Law Offices of Stephen R. Stern, P.C., Melville (Stephen R. Stern of counsel), for respondent.

Appeal from order, Supreme Court, New York County (Louis B. York, J.), entered April 11, 2012, which granted plaintiff's motion for summary judgment on its cause of action for an account stated, deemed appeal from judgment, same court and Justice, entered April 23, 2012 (CPLR 5520 [c]), and so considered, said judgment unanimously reversed, on the law, without costs, and the judgment vacated, and plaintiff's motion denied.

In light of the strong policy of resolving disputes on the merits, and in the absence of a claim of prejudice by plaintiff, the court properly considered defendants' opposition to plaintiff's motion, despite the fact that it was served five or six hours after the time to which the parties stipulated (see Green v Mohamed, 275 AD2d 599 [1st Dept 2000]).
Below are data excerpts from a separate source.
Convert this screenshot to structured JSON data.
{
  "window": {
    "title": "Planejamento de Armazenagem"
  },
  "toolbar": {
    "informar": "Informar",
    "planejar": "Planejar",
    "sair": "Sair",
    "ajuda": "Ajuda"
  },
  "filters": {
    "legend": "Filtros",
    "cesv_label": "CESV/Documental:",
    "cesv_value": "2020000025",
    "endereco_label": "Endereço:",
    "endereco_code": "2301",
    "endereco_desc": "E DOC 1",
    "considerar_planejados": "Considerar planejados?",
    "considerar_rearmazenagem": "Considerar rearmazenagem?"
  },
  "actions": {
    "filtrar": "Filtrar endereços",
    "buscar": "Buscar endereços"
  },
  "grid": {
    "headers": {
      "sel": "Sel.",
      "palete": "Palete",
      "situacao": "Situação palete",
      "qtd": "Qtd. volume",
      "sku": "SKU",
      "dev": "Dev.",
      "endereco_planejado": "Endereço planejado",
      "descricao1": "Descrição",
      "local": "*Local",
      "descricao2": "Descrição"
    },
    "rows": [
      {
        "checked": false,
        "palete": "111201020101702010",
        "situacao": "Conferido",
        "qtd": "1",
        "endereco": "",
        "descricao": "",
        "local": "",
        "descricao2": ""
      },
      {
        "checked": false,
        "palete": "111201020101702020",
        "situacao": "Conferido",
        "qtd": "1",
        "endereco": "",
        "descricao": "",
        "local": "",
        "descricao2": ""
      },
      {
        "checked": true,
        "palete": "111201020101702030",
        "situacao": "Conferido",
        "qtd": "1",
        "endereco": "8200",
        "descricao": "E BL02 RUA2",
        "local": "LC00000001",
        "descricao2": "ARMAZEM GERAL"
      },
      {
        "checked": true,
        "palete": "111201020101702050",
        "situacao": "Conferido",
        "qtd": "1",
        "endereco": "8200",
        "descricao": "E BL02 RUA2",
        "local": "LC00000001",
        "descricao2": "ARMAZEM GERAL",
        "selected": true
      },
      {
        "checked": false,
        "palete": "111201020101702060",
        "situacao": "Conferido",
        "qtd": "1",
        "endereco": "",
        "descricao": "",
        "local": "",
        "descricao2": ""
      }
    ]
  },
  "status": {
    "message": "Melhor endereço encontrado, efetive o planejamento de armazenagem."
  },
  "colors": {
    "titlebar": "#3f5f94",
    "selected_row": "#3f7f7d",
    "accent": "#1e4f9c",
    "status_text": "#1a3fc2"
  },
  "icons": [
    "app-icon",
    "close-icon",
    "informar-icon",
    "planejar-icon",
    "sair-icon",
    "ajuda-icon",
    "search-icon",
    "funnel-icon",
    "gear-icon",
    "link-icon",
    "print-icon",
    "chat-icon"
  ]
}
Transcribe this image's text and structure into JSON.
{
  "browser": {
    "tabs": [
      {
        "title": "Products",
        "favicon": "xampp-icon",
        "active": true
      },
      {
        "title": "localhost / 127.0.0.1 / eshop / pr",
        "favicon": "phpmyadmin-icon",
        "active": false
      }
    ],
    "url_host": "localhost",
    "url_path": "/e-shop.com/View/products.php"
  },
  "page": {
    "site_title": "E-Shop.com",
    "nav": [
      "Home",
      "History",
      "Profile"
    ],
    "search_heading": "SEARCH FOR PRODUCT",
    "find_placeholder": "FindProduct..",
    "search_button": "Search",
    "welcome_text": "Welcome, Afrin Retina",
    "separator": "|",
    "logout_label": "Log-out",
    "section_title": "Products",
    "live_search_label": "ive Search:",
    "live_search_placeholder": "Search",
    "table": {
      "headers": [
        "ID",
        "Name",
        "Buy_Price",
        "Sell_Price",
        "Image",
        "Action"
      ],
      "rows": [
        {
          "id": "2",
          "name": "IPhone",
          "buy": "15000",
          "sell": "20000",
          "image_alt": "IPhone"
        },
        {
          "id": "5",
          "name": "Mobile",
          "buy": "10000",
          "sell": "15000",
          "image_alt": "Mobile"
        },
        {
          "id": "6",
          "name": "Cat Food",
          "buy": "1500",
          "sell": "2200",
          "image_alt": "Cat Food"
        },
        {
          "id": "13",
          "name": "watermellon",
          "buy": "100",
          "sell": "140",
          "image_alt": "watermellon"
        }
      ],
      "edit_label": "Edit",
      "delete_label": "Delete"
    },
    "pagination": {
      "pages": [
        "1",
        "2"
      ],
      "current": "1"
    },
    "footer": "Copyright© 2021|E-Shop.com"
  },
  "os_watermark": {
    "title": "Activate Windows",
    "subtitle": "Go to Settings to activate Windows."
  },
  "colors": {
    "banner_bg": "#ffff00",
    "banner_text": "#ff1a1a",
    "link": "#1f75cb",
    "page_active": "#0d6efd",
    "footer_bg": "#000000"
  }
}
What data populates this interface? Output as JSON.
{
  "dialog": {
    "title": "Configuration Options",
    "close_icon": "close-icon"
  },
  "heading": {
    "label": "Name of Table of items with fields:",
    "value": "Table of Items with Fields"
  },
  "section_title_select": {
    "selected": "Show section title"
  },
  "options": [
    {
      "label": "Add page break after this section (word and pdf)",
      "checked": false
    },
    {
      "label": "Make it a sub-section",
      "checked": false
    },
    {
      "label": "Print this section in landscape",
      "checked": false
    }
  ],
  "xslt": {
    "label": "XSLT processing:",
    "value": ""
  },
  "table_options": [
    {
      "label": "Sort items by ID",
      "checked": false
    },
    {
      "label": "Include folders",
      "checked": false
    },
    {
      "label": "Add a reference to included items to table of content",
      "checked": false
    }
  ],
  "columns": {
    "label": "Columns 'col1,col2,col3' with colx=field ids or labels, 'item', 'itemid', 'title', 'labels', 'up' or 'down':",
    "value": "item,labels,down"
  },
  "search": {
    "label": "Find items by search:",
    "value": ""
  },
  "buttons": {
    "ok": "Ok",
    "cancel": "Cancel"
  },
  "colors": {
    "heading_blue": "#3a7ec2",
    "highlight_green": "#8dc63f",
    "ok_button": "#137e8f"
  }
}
Defendants raised an issue of fact whether they objected to the March 5, 2008 invoice that is the sole basis of the account stated cause of action (see Russo v Heller, 80 AD3d 531 [1st Dept 2011]). In correspondence throughout early March 2008, including a letter dated March 6, defendants refer to "the amount allegedly owed," and, from plaintiff's responding correspondence, it appears that plaintiff understood that language as a challenge to the validity of the invoice. Concur—Andrias, J.P., Friedman, Acosta, DeGrasse and Freedman, JJ. [Prior Case History: 2012 NY Slip Op 30951(U).]